In clinical labs they recieve about 10,000 specimens a day. Currently they have set up a robotic refrigerator which can hold 30,000 serum samples which get thrown out after 5-6 days. A staff member has to generate a pick list (a document sent to the source of the item where it is used to fulfill an order) for patients positive for COVID-19 one by one without interfering with clinical lab workflow. This member has to work many hours a day typing numbers and collecting specimens from this robot.  They also generate pick lists for DNA, for which they have limited time because there are only 24 hours before they are thrown out. 

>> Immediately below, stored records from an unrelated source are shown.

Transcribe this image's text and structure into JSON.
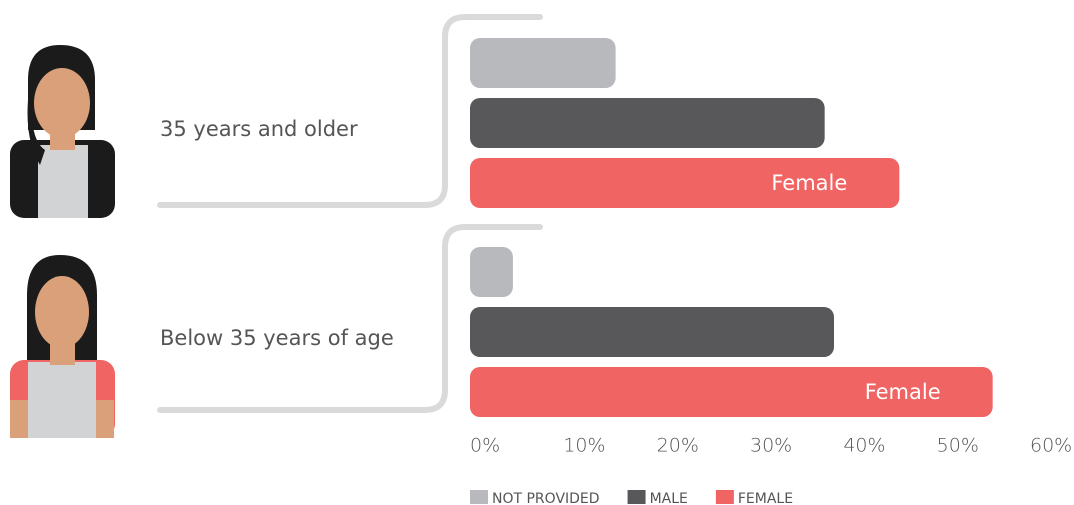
{
  "chart_data": {
    "type": "bar",
    "orientation": "horizontal",
    "categories": [
      "35 years and older",
      "Below 35 years of age"
    ],
    "series": [
      {
        "name": "NOT PROVIDED",
        "color": "#b8b9bc",
        "values": [
          15.6,
          4.6
        ]
      },
      {
        "name": "MALE",
        "color": "#58585a",
        "values": [
          38,
          39
        ]
      },
      {
        "name": "FEMALE",
        "color": "#f06464",
        "values": [
          46,
          56
        ]
      }
    ],
    "bar_labels": [
      "Female",
      "Female"
    ],
    "xlim": [
      0,
      60
    ],
    "xticks": [
      {
        "value": 0,
        "label": "0%"
      },
      {
        "value": 10,
        "label": "10%"
      },
      {
        "value": 20,
        "label": "20%"
      },
      {
        "value": 30,
        "label": "30%"
      },
      {
        "value": 40,
        "label": "40%"
      },
      {
        "value": 50,
        "label": "50%"
      },
      {
        "value": 60,
        "label": "60%"
      }
    ]
  }
}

     They had also been going back into the disposable bins containing thrown out samples full of all types of disease. They were looking for the yellow-capped emergency room samples, which would be used to represent people without coronavirus. They are linking the samples to the zip codes to correlate how the virus has affected certain communities. 
     But, they have to find a way to do this without harming the staff. These samples consist of urine, nasopharyngeal (NP) swabs, blood, and many more things, with the nasopharyngeal swabs being the most dangerous considering they may contain active virus. The first week of this project was concerned with how to collect all the samples safely. They have now opened up a new space to also inactivate the samples and provide them to the research community as fast as possible.
     Now that they have the tubes, the question is how to store them. The current plan is to store plasma, serum, and urine with no additives in a separate freezer with different electrical wards. They store the buffy coat in a DNA lysis buffer. But they also need to store NP swabs and rectal swabs, and with the staff right now it is becoming difficult as they are all volunteers and not consistent. They need more permanent staff.